What began as a cookie and hot chocolate sale at the end of Tristan Alvarez’s driveway ended in the Port Coquitlam 12-year-old foregoing trick-or-treat candy to help raise money for a five-year-old girl suffering from inoperable brain tumours.
“He calls her his ‘angel,’” Alvarez’s mother, Dayna Lonquist, told The Tri-City News.
Five-year-old Natalie MacDonald has neurofibramatosis type 1, or NF-1, the complex disorder that leads to tumour growth all over the body. Several tumours have grown in her brain, obstructing her hearing to the point where she has become partially deaf. The tumours have also affected her airway and, at night, Natalie needs a breathing machine to help her sleep.

All that means that the Coquitlam kindergarten student visits BC Children’s Hospital every week to see an oncologist, one of 10 specialists she sees on a regular basis. Natalie has been lucky enough to receive a trial drug that keeps her tumour growth from getting worse, according to her mother, Tamara Goertzen.
One of the effects of the trial drug leaves her skin cracked, dry and susceptible to fungal infection; only CBD oil, a cannabis-based product, has helped temper the skin irritation.
But with a bottle costing about $85 to $135, Goertzen has struggled to provide her daughter with a steady supply after she lost her business, became a single mother and was forced to go on welfare. During one stretch, when Goertzen couldn’t afford the expensive oil, Natalie’s skin dried out so much it began to bleed.

Lonquist met Goertzen after watching one of the latter’s YouTube videos in which she teaches women who are struggling financially how to purchase affordable clothes in second-hand stores and still look beautiful. Soon, the women were going door-to-door, teaching women how to "thrift" in person, said Lonquist. That’s how Tristan and Natalie met.

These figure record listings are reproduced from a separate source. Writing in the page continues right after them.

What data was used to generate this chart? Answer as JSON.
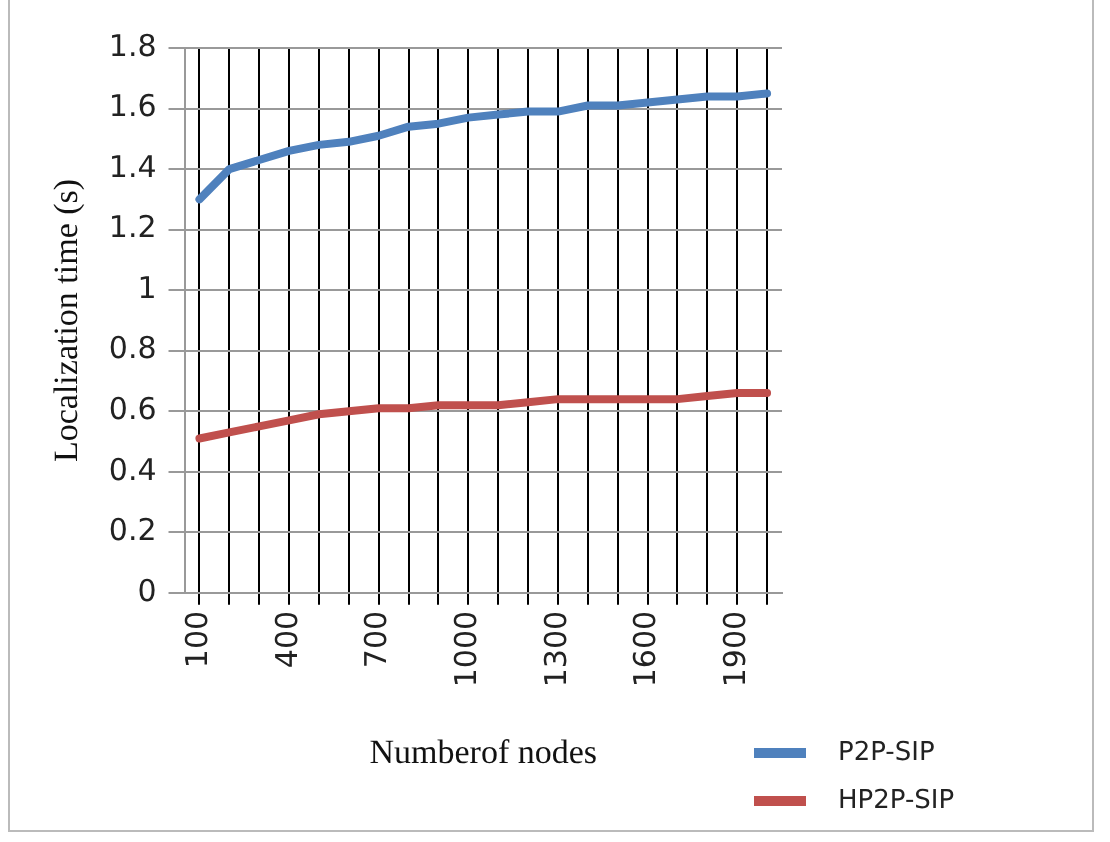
{
  "chart_data": {
    "type": "line",
    "xlabel": "Numberof nodes",
    "ylabel": "Localization time (s)",
    "categories": [
      "100",
      null,
      null,
      "400",
      null,
      null,
      "700",
      null,
      null,
      "1000",
      null,
      null,
      "1300",
      null,
      null,
      "1600",
      null,
      null,
      "1900",
      null
    ],
    "series": [
      {
        "name": "P2P-SIP",
        "color": "#4f81bd",
        "values": [
          1.3,
          1.4,
          1.43,
          1.46,
          1.48,
          1.49,
          1.51,
          1.54,
          1.55,
          1.57,
          1.58,
          1.59,
          1.59,
          1.61,
          1.61,
          1.62,
          1.63,
          1.64,
          1.64,
          1.65
        ]
      },
      {
        "name": "HP2P-SIP",
        "color": "#c0504d",
        "values": [
          0.51,
          0.53,
          0.55,
          0.57,
          0.59,
          0.6,
          0.61,
          0.61,
          0.62,
          0.62,
          0.62,
          0.63,
          0.64,
          0.64,
          0.64,
          0.64,
          0.64,
          0.65,
          0.66,
          0.66
        ]
      }
    ],
    "ylim": [
      0,
      1.8
    ],
    "yticks": [
      0,
      0.2,
      0.4,
      0.6,
      0.8,
      1,
      1.2,
      1.4,
      1.6,
      1.8
    ],
    "grid": true,
    "legend": "bottom right",
    "marker": "none",
    "line_style": "solid"
  }
}
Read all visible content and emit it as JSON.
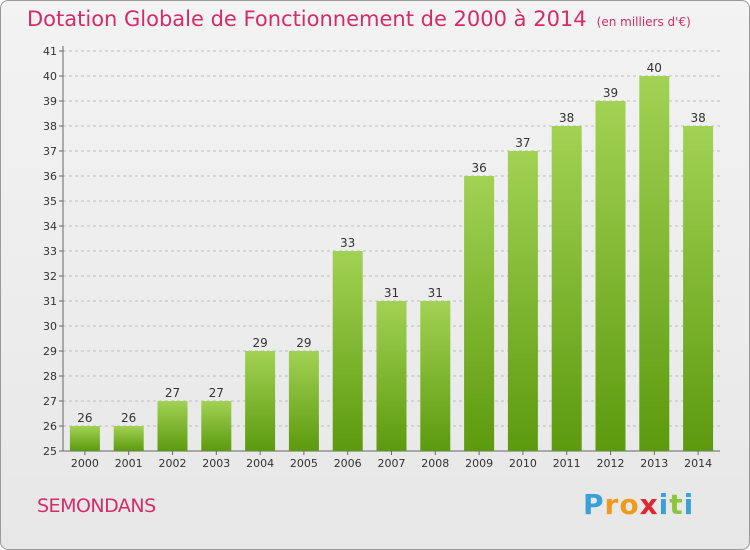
{
  "title": "Dotation Globale de Fonctionnement de 2000 à 2014",
  "unit_label": "(en milliers d'€)",
  "commune": "SEMONDANS",
  "logo": {
    "text": "Proxiti",
    "letters": [
      "P",
      "r",
      "o",
      "x",
      "i",
      "t",
      "i"
    ],
    "colors": [
      "#3aa0d8",
      "#f09a1a",
      "#f09a1a",
      "#e0262e",
      "#3aa0d8",
      "#8cc63f",
      "#3aa0d8"
    ]
  },
  "colors": {
    "bar_top": "#a2d254",
    "bar_bottom": "#5c9a0e",
    "title": "#d42b69",
    "grid": "#bdbdbd"
  },
  "chart_data": {
    "type": "bar",
    "title": "Dotation Globale de Fonctionnement de 2000 à 2014",
    "subtitle": "(en milliers d'€)",
    "categories": [
      "2000",
      "2001",
      "2002",
      "2003",
      "2004",
      "2005",
      "2006",
      "2007",
      "2008",
      "2009",
      "2010",
      "2011",
      "2012",
      "2013",
      "2014"
    ],
    "values": [
      26,
      26,
      27,
      27,
      29,
      29,
      33,
      31,
      31,
      36,
      37,
      38,
      39,
      40,
      38
    ],
    "yticks": [
      25,
      26,
      27,
      28,
      29,
      30,
      31,
      32,
      33,
      34,
      35,
      36,
      37,
      38,
      39,
      40,
      41
    ],
    "ylim": [
      25,
      41
    ],
    "grid": true,
    "xlabel": "",
    "ylabel": ""
  }
}
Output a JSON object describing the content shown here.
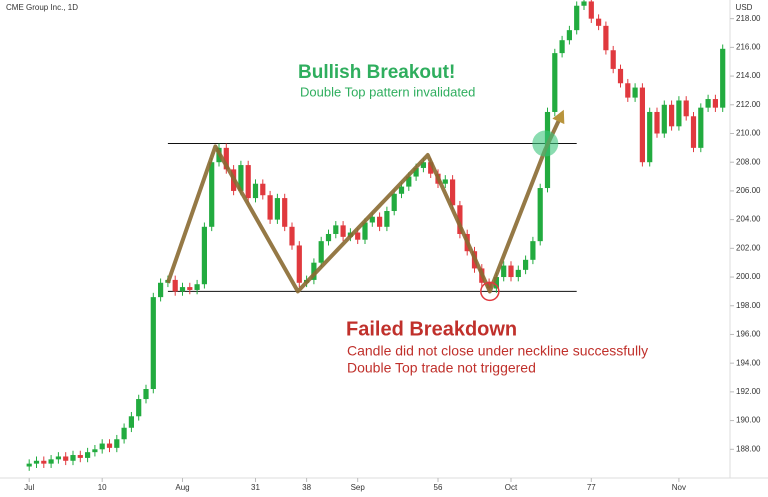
{
  "chart_data": {
    "type": "candlestick",
    "title": "CME Group Inc., 1D",
    "currency": "USD",
    "up_color": "#22ab3f",
    "down_color": "#e0393e",
    "xlim": [
      -4,
      96
    ],
    "ylim": [
      186,
      219.3
    ],
    "xticks": [
      {
        "value": 0,
        "label": "Jul"
      },
      10,
      {
        "value": 21,
        "label": "Aug"
      },
      31,
      38,
      {
        "value": 45,
        "label": "Sep"
      },
      56,
      {
        "value": 66,
        "label": "Oct"
      },
      77,
      {
        "value": 89,
        "label": "Nov"
      }
    ],
    "yticks": [
      {
        "value": 188,
        "label": "188.00"
      },
      {
        "value": 190,
        "label": "190.00"
      },
      {
        "value": 192,
        "label": "192.00"
      },
      {
        "value": 194,
        "label": "194.00"
      },
      {
        "value": 196,
        "label": "196.00"
      },
      {
        "value": 198,
        "label": "198.00"
      },
      {
        "value": 200,
        "label": "200.00"
      },
      {
        "value": 202,
        "label": "202.00"
      },
      {
        "value": 204,
        "label": "204.00"
      },
      {
        "value": 206,
        "label": "206.00"
      },
      {
        "value": 208,
        "label": "208.00"
      },
      {
        "value": 210,
        "label": "210.00"
      },
      {
        "value": 212,
        "label": "212.00"
      },
      {
        "value": 214,
        "label": "214.00"
      },
      {
        "value": 216,
        "label": "216.00"
      },
      {
        "value": 218,
        "label": "218.00"
      }
    ],
    "open": [
      186.8,
      187.0,
      187.2,
      187.0,
      187.3,
      187.5,
      187.2,
      187.6,
      187.4,
      187.8,
      188.0,
      188.4,
      188.1,
      188.7,
      189.5,
      190.3,
      191.5,
      192.2,
      198.6,
      199.6,
      199.8,
      199.0,
      199.3,
      199.1,
      199.5,
      203.5,
      208.0,
      209.0,
      207.5,
      206.0,
      207.8,
      205.5,
      206.5,
      205.7,
      204.0,
      205.5,
      203.5,
      202.2,
      199.6,
      199.8,
      201.0,
      202.5,
      203.0,
      203.6,
      202.8,
      203.1,
      202.6,
      203.8,
      204.2,
      203.5,
      204.6,
      205.8,
      206.3,
      207.0,
      207.6,
      208.0,
      207.2,
      206.5,
      206.8,
      205.0,
      203.0,
      201.8,
      200.6,
      199.6,
      199.2,
      200.0,
      200.8,
      200.0,
      200.5,
      201.2,
      202.5,
      206.2,
      211.5,
      215.6,
      216.5,
      217.2,
      218.9,
      219.2,
      218.0,
      217.5,
      215.8,
      214.5,
      213.5,
      212.5,
      213.2,
      208.0,
      211.5,
      210.0,
      212.0,
      210.5,
      212.3,
      211.2,
      209.0,
      211.8,
      212.4,
      211.8
    ],
    "high": [
      187.3,
      187.5,
      187.5,
      187.6,
      187.8,
      187.8,
      187.9,
      187.9,
      188.1,
      188.3,
      188.7,
      188.7,
      189.0,
      189.8,
      190.6,
      191.8,
      192.5,
      198.9,
      199.9,
      200.1,
      200.1,
      199.6,
      199.6,
      199.8,
      203.8,
      208.3,
      209.3,
      209.3,
      207.8,
      208.1,
      208.1,
      206.8,
      206.8,
      206.0,
      205.8,
      205.8,
      203.8,
      202.5,
      200.1,
      201.3,
      202.8,
      203.3,
      203.9,
      203.9,
      203.4,
      203.4,
      204.1,
      204.5,
      204.5,
      204.9,
      206.1,
      206.6,
      207.3,
      207.9,
      208.3,
      208.3,
      207.5,
      207.1,
      207.1,
      205.3,
      203.3,
      202.1,
      200.9,
      199.9,
      200.3,
      201.1,
      201.1,
      200.8,
      201.5,
      202.8,
      206.5,
      211.8,
      215.9,
      216.8,
      217.5,
      219.2,
      219.5,
      219.5,
      218.3,
      217.8,
      216.1,
      214.8,
      213.8,
      213.5,
      213.5,
      211.8,
      211.8,
      212.3,
      212.3,
      212.6,
      212.6,
      211.5,
      212.1,
      212.7,
      212.7,
      216.2
    ],
    "low": [
      186.5,
      186.7,
      186.7,
      186.7,
      187.0,
      186.9,
      186.9,
      187.1,
      187.1,
      187.5,
      187.7,
      187.8,
      187.8,
      188.4,
      189.2,
      190.0,
      191.2,
      191.9,
      198.3,
      199.3,
      198.7,
      198.7,
      198.8,
      198.8,
      199.2,
      203.2,
      207.7,
      207.2,
      205.7,
      205.7,
      205.2,
      205.2,
      205.4,
      203.7,
      203.7,
      203.2,
      201.9,
      199.3,
      199.3,
      199.5,
      200.7,
      202.2,
      202.7,
      202.5,
      202.5,
      202.3,
      202.3,
      203.5,
      203.2,
      203.2,
      204.3,
      205.5,
      206.0,
      206.7,
      207.3,
      206.9,
      206.2,
      206.2,
      204.7,
      202.7,
      201.5,
      200.3,
      199.3,
      198.9,
      198.9,
      199.7,
      199.7,
      199.7,
      200.2,
      200.9,
      202.2,
      205.9,
      211.2,
      215.3,
      216.2,
      216.9,
      218.6,
      217.7,
      217.2,
      215.5,
      214.2,
      213.2,
      212.2,
      212.2,
      207.7,
      207.7,
      209.7,
      209.7,
      210.2,
      210.2,
      210.9,
      208.7,
      208.7,
      211.5,
      211.5,
      211.5
    ],
    "close": [
      187.0,
      187.2,
      187.0,
      187.3,
      187.5,
      187.2,
      187.6,
      187.4,
      187.8,
      188.0,
      188.4,
      188.1,
      188.7,
      189.5,
      190.3,
      191.5,
      192.2,
      198.6,
      199.6,
      199.8,
      199.0,
      199.3,
      199.1,
      199.5,
      203.5,
      208.0,
      209.0,
      207.5,
      206.0,
      207.8,
      205.5,
      206.5,
      205.7,
      204.0,
      205.5,
      203.5,
      202.2,
      199.6,
      199.8,
      201.0,
      202.5,
      203.0,
      203.6,
      202.8,
      203.1,
      202.6,
      203.8,
      204.2,
      203.5,
      204.6,
      205.8,
      206.3,
      207.0,
      207.6,
      208.0,
      207.2,
      206.5,
      206.8,
      205.0,
      203.0,
      201.8,
      200.6,
      199.6,
      199.2,
      200.0,
      200.8,
      200.0,
      200.5,
      201.2,
      202.5,
      206.2,
      211.5,
      215.6,
      216.5,
      217.2,
      218.9,
      219.2,
      218.0,
      217.5,
      215.8,
      214.5,
      213.5,
      212.5,
      213.2,
      208.0,
      211.5,
      210.0,
      212.0,
      210.5,
      212.3,
      211.2,
      209.0,
      211.8,
      212.4,
      211.8,
      215.9
    ],
    "levels": [
      {
        "value": 209.3,
        "x": [
          19,
          75
        ]
      },
      {
        "value": 199.0,
        "x": [
          19,
          75
        ]
      }
    ],
    "pattern": {
      "color": "#8a6a32",
      "x": [
        19,
        25.5,
        36.8,
        54.6,
        63.1,
        70.7,
        73
      ],
      "values": [
        199.6,
        209.1,
        199.0,
        208.5,
        199.0,
        208.9,
        211.4
      ]
    },
    "markers": [
      {
        "x": 70.7,
        "value": 209.3,
        "color": "#3cc47c"
      },
      {
        "x": 63.1,
        "value": 199.0,
        "color": "#e0393e"
      }
    ],
    "annotations": [
      {
        "title": "Bullish Breakout!",
        "lines": [
          "Double Top pattern invalidated"
        ],
        "color": "#2fae5e"
      },
      {
        "title": "Failed Breakdown",
        "lines": [
          "Candle did not close under neckline successfully",
          "Double Top trade not triggered"
        ],
        "color": "#c0302b"
      }
    ]
  }
}
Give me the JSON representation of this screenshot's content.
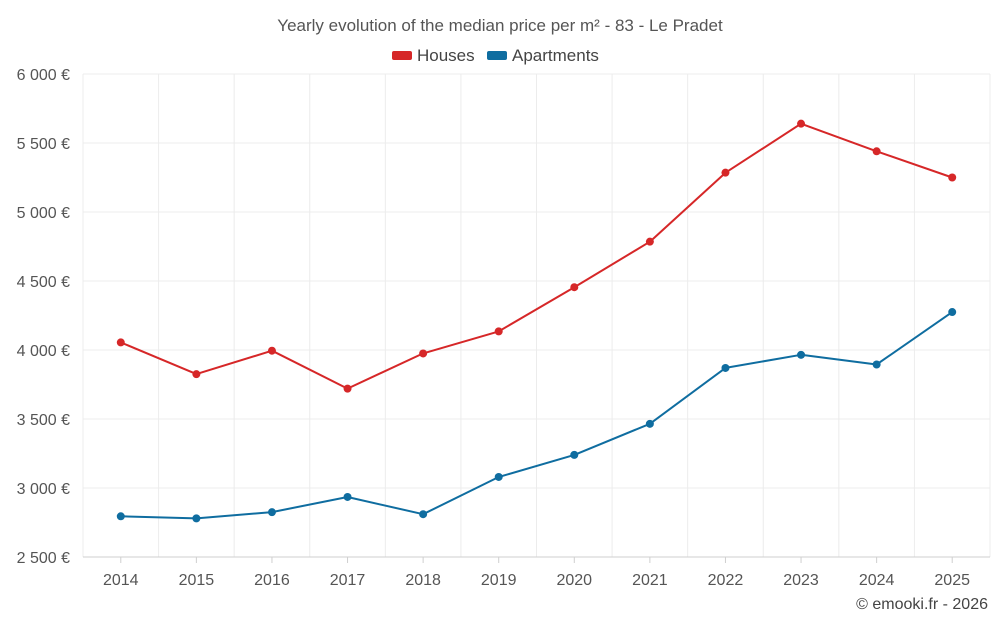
{
  "chart_data": {
    "type": "line",
    "title": "Yearly evolution of the median price per m² - 83 - Le Pradet",
    "categories": [
      "2014",
      "2015",
      "2016",
      "2017",
      "2018",
      "2019",
      "2020",
      "2021",
      "2022",
      "2023",
      "2024",
      "2025"
    ],
    "series": [
      {
        "name": "Houses",
        "color": "#d62728",
        "values": [
          4055,
          3825,
          3995,
          3720,
          3975,
          4135,
          4455,
          4785,
          5285,
          5640,
          5440,
          5250
        ]
      },
      {
        "name": "Apartments",
        "color": "#0f6da0",
        "values": [
          2795,
          2780,
          2825,
          2935,
          2810,
          3080,
          3240,
          3465,
          3870,
          3965,
          3895,
          4275
        ]
      }
    ],
    "ylim": [
      2500,
      6000
    ],
    "yticks": [
      2500,
      3000,
      3500,
      4000,
      4500,
      5000,
      5500,
      6000
    ],
    "ytick_labels": [
      "2 500 €",
      "3 000 €",
      "3 500 €",
      "4 000 €",
      "4 500 €",
      "5 000 €",
      "5 500 €",
      "6 000 €"
    ],
    "xlabel": "",
    "ylabel": "",
    "grid": true,
    "legend_position": "top-center",
    "credit": "© emooki.fr - 2026"
  }
}
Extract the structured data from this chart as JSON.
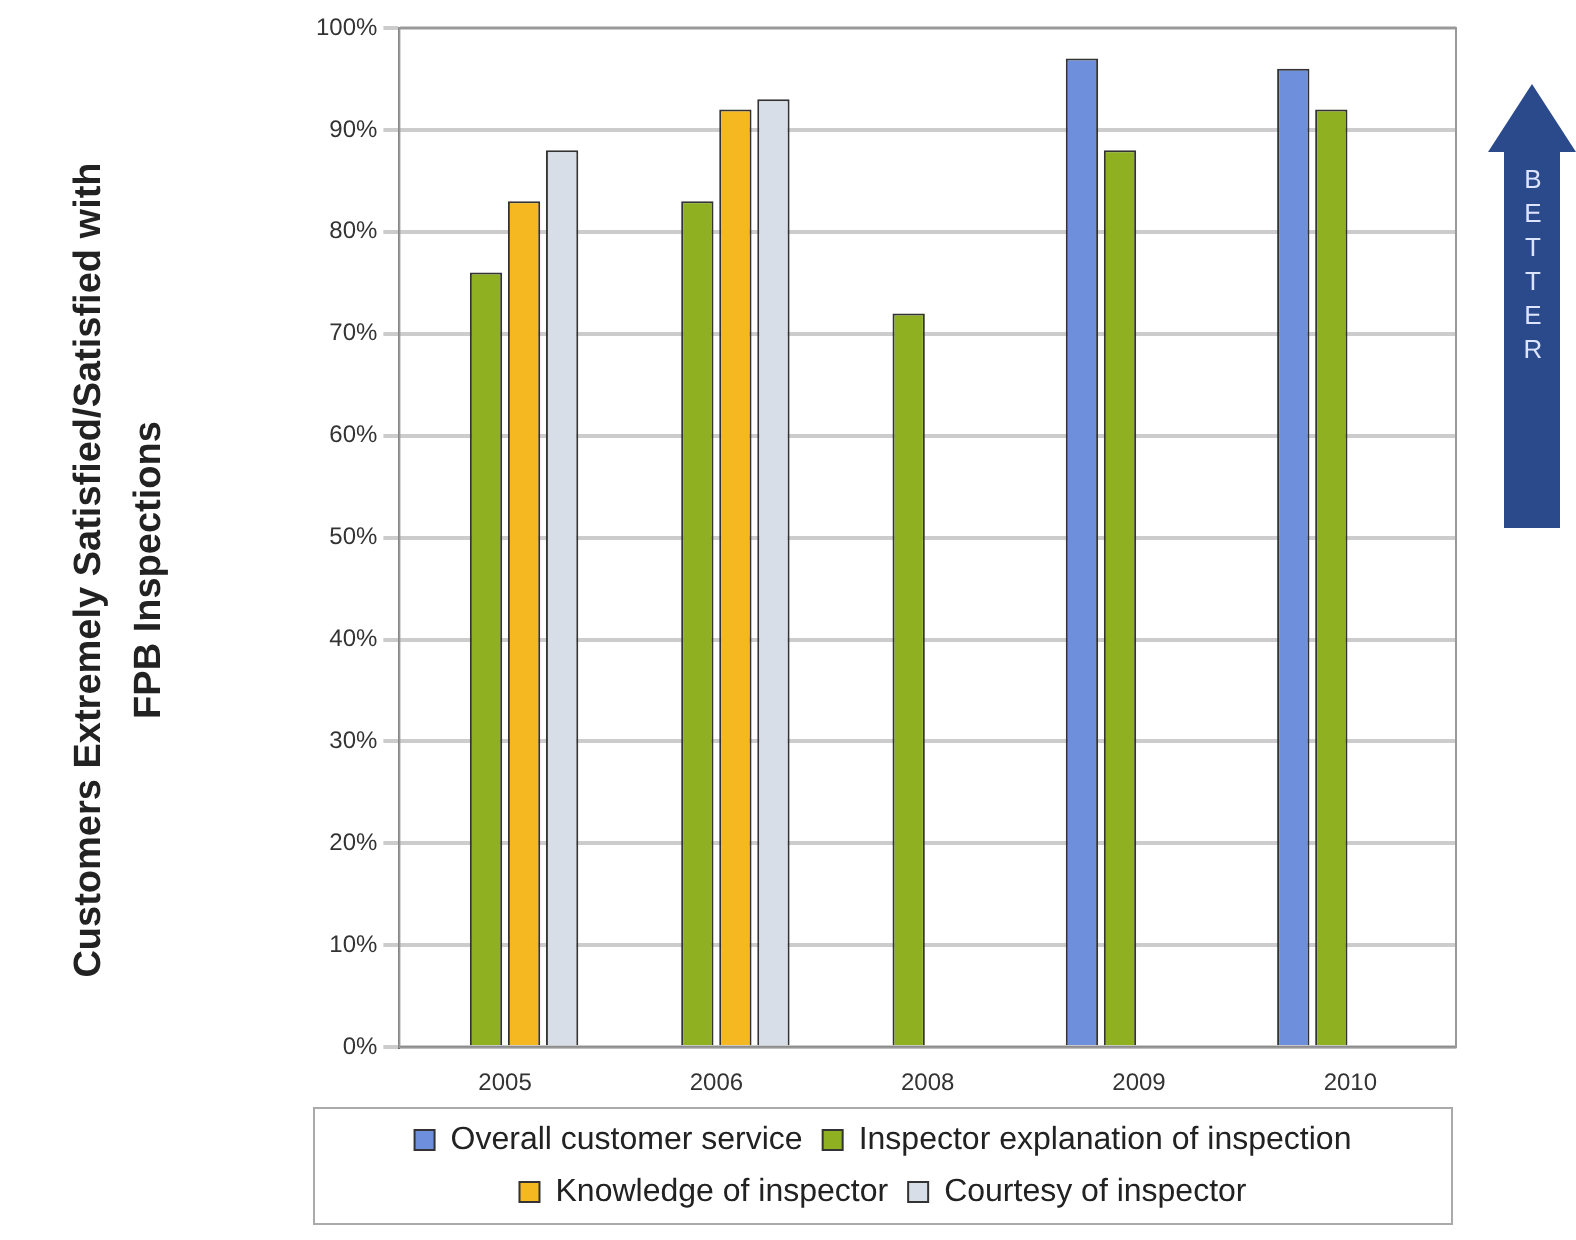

“They kind of just bonded,” said Lonquist.
Determined to help, Tristan netted about $100 from his sale of cookies and hot chocolate. Then, as Halloween approached, “[Tristan] said, ‘Mom, I’m going to go out as Natalie’s little angel,’” Lonquist said.
When the mother and son went to Value Village to pick up a costume, an employee heard what Tristan was trying to accomplish and offered to pay (it didn’t hurt that Lonquist visits multiple times a week as part of her volunteer work).
Next, they went to Westwood Printers and had a custom sign made with a picture of the two under the banner, “Tristan’s Little Angel” — also paid for by the store, said Lonquist.
“I don’t think your son knows the effect he’s having on people,” Lonquist said one of the store workers told her through tears.
In an hour and 20 minutes of trick-or-treating, she said, Tristan had collected $220 for Natalie. That, together with the hot chocolate and cookie money, is enough for more than nine weeks of oil to provide some relief for Natalie’s skin.
Lonquist said she has now reached out to PoCo cannabis retailer burb to see if it would be interested in helping fund some of the oil for Natalie, and Tristan has asked his teachers at Minnekhada middle school if they can host a bake or freezie sale.
While they wait for answers, the two have started a GoFundMe page to raise money for an alternative drug treatment and to help the mother and daughter pay for ancillary costs such as hospital parking on their weekly visits.
“Most people are just caught up in their own lives,” Goertzen said. “It’s so refreshing to see human beings that want to make a difference.”